A special transaction committee (the “Special Committee”) of independent and disinterested members of the Company’s board of directors (the “Board”) unanimously recommended that the Board approve and adopt the Merger Agreement and the transactions contemplated thereby and recommend that the stockholders of the Company adopt the Merger Agreement. Thereafter, the Board approved and adopted the Merger Agreement and resolved to recommend that the stockholders of the Company adopt the Merger Agreement. Subject to the terms and conditions and certain exceptions set forth in the Merger Agreement, each share of the Company's common stock, par value $0.01 per share, outstanding immediately prior to the effective time of the Merger (the “Effective Time”) will, at the Effective Time, automatically be converted into the right to receive $9.55 in cash, without interest, subject to any required tax withholding.
If the Merger is consummated, the Company's common stock will be delisted from The NASDAQ Global Market and deregistered under the Securities Exchange Act of 1934, as amended (the "Exchange Act"), as promptly as practicable following the Effective Time. The Merger is expected to close in the second quarter of 2024 subject to the conditions set forth below.
Consummation of the Merger is subject to certain conditions set forth in the Merger Agreement, including, but not limited to, the: (A) affirmative vote of the holders of (i) a majority of all of the outstanding shares of Company capital stock to adopt the Merger Agreement and (ii) a majority of all of the outstanding shares of the Company's common stock held by the Unaffiliated Company Stockholders (as defined in the Merger Agreement) to adopt the Merger Agreement; (B) expiration or termination of any waiting periods (and any extensions thereof) applicable to the consummation of the Merger under the Hart-Scott-Rodino Antitrust Improvements Act of 1976, as amended; (C) absence of any law or order in the United States restraining, enjoining or otherwise prohibiting the Merger; and (D) absence of a Company Material Adverse Effect (as defined in the Merger Agreement).

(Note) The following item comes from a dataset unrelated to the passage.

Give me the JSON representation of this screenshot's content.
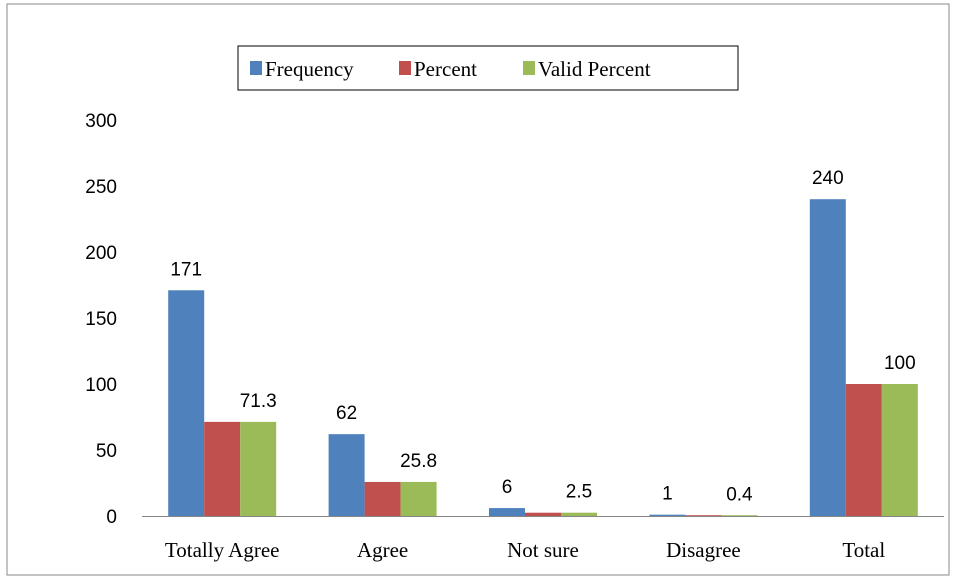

The Merger Agreement contains certain termination rights for the Company, on the one hand, and the Buyer Parties, on the other hand. Upon termination of the Merger Agreement under specified circumstances, the Company will be required to pay RBI a termination fee of $19.0 million. In addition to the foregoing termination rights, and subject to certain limitations, the Company or RBI may terminate the Merger Agreement if the Merger is not consummated by November 30, 2024.
On April 12, 2024, notice was given that a special meeting of stockholders (the “Special Meeting”) of Carrols Restaurant Group will be held on May 14, 2024, to consider and vote on a proposal to adopt the Merger Agreement and a proposal to approve, on an advisory basis, the compensation that will or may become payable by Carrols Restaurant Group to its named executive officers in connection with the Merger.